Developer: The Blast Furnace
Review Platform: iOS
Review Copy Provided By: Activision
Release Date: August 9, 2012
Pitfall! for iOS, brought to you by The Blast Furnace and Activision on the game’s 30th anniversary, is a reboot of the series. Some of you may remember walking (slowly) across a pixellated screen, jumping over pits and swamps and crocodiles on your Atari. This re-imagining is not that game. This version of Pitfall! can be considered a 2D/3D running game (which seems to be the name of an emerging genre on iOS) much like Robot Unicorn Attack and Nimp Rider. In these games you run and avoid obstacles and collect something, whether it be magical stars, rings, or, in the case of Pitfall!, silver bars. Pitfall! utilizes its name recognition (at least with old-school gamers) and reinvents itself through this new genre in an interesting, but ultimately frustrating, fashion.
The game begins with a long loading screen. These lag and loading issues plague the entirety of the game, but we’ll get to that in a moment. The loading screen itself and the opening cinematic are awesome for fans of the old games. I won’t ruin it here but it definitely played with my nostalgia and made me smile.
Then the game itself begins. The tutorial (found in the settings) explains how you swipe upwards to jump, downwards to slide, tap to attack, and tilt to strafe from one side of the track to the other. If you fail at the tutorial, it assumes you know enough about the controls (even if you fail at the first jump) and throws you into the game. This is a disheartening choice by the developers because, after failing my first attack due to lag, I was thrown into the main game without knowing some of the controls. Therefore, when a turn arrived, I smashed into the wall and failed simply because I didn’t know how to turn (which, in hindsight, seems self-explanatory: you swipe in the direction you want to turn).
The controls themselves are easy to learn and work well. You’ll be hopping across gaps, sliding under logs, and attacking snakes with ease. The game changes from 2D to 3D arbitrarily which may seem annoying but actually leads to a variation that brings the game from verging on boring since it changes your experience of the one track. Since you’re running on the same track over and over again, people could memorize and beat it easily if this change didn’t occur. The added dimensional shifts brings more difficulty and diversity to the one track. The problem with the dimensional shift is, in 3D, the camera is right behind “Harry” so it’s hard to see and gauge depth.
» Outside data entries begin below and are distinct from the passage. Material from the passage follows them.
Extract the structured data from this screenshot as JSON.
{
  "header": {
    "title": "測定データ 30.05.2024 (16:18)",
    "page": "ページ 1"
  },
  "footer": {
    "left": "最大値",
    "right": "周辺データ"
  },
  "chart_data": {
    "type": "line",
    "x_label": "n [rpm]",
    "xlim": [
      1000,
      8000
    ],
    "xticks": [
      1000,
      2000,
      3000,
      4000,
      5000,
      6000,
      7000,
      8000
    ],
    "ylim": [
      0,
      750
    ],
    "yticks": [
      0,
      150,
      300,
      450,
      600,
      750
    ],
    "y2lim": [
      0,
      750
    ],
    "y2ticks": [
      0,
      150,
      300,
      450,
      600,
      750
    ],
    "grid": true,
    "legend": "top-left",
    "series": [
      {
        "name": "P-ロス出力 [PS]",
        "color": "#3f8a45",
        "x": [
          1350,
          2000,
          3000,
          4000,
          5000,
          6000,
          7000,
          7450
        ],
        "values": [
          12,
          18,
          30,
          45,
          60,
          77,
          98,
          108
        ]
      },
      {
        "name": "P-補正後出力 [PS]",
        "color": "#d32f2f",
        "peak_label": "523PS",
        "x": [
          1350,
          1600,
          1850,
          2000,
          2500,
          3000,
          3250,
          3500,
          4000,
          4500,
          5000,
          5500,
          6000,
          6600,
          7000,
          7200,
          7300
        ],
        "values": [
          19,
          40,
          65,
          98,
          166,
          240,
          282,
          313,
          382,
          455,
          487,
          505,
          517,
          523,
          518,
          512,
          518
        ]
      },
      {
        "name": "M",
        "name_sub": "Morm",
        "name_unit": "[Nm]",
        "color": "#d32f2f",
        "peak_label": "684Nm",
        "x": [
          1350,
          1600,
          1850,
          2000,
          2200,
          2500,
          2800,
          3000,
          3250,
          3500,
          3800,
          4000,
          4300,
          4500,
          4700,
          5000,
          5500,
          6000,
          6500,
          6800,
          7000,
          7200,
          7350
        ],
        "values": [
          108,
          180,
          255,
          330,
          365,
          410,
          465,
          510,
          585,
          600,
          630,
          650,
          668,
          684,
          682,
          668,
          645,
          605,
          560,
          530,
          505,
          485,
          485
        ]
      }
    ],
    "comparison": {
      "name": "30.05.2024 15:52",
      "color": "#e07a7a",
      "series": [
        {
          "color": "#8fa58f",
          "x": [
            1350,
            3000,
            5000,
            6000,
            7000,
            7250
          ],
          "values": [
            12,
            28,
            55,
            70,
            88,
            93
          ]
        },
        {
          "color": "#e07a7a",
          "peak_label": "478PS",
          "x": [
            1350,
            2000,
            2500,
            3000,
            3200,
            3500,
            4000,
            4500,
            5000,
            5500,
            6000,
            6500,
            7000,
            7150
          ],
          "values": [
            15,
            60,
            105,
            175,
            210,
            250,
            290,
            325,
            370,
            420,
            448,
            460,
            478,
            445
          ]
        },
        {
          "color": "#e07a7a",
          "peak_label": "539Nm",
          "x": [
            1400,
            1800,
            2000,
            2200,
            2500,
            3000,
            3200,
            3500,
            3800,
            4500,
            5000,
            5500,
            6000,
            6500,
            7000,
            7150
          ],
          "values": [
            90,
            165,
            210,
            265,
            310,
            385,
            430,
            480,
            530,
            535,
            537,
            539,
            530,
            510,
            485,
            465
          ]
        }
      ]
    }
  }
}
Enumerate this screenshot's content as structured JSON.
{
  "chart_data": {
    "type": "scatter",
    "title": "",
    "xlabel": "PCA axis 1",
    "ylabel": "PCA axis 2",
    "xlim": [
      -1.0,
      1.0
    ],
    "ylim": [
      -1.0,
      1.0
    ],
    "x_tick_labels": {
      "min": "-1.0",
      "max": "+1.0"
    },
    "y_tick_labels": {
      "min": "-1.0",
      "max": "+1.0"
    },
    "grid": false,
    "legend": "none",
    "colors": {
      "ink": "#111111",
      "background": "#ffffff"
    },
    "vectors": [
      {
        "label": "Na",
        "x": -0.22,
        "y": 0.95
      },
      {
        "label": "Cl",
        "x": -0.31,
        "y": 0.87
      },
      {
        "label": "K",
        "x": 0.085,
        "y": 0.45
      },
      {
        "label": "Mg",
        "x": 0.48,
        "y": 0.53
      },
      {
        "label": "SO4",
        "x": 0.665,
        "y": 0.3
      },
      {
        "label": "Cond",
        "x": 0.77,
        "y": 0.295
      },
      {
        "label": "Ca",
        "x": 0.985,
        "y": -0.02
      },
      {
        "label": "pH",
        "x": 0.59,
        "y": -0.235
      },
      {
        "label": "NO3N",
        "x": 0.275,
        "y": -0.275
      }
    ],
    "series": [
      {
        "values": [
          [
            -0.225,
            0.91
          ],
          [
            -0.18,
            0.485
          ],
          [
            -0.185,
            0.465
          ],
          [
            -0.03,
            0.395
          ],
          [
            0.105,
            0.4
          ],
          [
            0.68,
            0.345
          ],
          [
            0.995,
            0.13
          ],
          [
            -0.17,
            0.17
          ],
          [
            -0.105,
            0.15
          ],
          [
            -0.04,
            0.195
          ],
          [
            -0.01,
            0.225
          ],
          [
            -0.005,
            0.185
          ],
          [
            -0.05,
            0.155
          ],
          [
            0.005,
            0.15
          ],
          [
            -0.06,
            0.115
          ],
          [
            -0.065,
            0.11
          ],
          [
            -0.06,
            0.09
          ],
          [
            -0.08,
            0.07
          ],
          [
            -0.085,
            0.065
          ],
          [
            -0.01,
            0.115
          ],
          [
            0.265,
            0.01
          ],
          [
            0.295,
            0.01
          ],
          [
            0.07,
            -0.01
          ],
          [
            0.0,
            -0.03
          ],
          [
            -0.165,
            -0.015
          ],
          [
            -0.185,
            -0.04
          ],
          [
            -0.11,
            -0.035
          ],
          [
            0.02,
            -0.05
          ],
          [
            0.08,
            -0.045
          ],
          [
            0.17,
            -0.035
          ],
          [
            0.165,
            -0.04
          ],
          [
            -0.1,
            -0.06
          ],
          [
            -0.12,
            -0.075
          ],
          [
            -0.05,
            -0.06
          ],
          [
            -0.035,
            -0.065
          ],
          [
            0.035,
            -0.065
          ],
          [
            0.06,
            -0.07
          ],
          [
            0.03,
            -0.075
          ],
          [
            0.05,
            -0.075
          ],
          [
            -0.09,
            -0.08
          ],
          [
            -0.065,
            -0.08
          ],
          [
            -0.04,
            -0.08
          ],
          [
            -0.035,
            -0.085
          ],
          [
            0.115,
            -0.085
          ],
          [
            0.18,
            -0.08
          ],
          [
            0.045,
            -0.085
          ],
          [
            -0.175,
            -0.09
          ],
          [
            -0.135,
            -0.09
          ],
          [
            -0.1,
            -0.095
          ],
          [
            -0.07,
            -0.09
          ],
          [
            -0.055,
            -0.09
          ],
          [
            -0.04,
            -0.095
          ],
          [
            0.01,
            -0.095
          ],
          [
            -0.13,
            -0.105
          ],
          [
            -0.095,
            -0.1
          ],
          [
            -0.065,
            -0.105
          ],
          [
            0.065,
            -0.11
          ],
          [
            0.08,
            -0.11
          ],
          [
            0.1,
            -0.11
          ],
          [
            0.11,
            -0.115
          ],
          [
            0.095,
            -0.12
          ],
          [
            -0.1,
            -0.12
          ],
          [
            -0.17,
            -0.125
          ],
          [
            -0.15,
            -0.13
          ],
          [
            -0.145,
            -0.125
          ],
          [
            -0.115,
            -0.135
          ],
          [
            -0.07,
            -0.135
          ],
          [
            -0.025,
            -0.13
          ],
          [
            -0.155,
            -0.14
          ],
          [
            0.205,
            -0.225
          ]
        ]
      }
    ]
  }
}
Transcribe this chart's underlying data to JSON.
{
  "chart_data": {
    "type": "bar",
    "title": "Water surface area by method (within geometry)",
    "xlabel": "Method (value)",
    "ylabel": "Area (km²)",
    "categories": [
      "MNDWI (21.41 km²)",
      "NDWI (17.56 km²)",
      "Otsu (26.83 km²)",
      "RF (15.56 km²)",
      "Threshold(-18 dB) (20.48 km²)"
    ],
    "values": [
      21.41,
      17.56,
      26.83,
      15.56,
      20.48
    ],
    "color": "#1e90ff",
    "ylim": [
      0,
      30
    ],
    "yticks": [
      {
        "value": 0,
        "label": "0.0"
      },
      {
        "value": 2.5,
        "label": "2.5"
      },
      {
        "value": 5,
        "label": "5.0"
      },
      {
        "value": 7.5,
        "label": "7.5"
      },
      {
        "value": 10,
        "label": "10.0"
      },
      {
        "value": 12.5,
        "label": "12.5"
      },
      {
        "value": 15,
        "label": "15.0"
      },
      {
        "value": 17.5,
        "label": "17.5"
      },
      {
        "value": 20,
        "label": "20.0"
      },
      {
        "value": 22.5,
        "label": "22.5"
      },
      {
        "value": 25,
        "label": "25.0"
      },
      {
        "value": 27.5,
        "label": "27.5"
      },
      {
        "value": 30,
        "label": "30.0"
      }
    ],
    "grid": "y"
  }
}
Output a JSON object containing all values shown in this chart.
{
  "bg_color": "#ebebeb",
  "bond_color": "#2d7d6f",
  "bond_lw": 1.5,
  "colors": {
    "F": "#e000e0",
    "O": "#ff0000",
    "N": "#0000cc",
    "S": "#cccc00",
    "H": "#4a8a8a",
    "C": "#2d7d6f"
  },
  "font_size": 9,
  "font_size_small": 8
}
So, you may think a pile of rocks is farther than it is and jump too late and revert back to the starting point.
This altering of the dimensions often develops lag as well. I experienced this lag every few times the dimensions changed. This forced me to fail early on in the track which dashes any hopes for me to reach the goal or even the first checkpoint.
Speaking of checkpoints, you need to buy them in an online store. Activision was nice enough to give you some credit to purchase items just for buying the game but the rest either costs real money or a lot of silver bars (which you collect throughout the game). These checkpoints are pivotal and makes me think that they were purposefully taken out of the game in order to prolong its life. It’s hard, especially with the lag, to finish the course in one run with no checkpoints and to goad more money out of people’s pockets. The store also holds things such as coins to use to get the one checkpoint given to the player, extra lives, upgrades for you to hold more lives, and different outfits. Overall, unless you’re amazing at running games, you’ll need a lot of this stuff to beat the game.
The graphics in Pitfall! are adequate. They serve the purpose. The environments vary as you progress through the course but not often enough. You’ll jump over the same rock formations countless times. The enemies also blend in with the ground and have nothing that separates them from anything else in the game so recognizing them is challenging and can lead in death.
The sounds are generic. Light music plays as you hop along the course and the opening cinematic has some funny sounds and seems like the only place where real effort was brought in this department.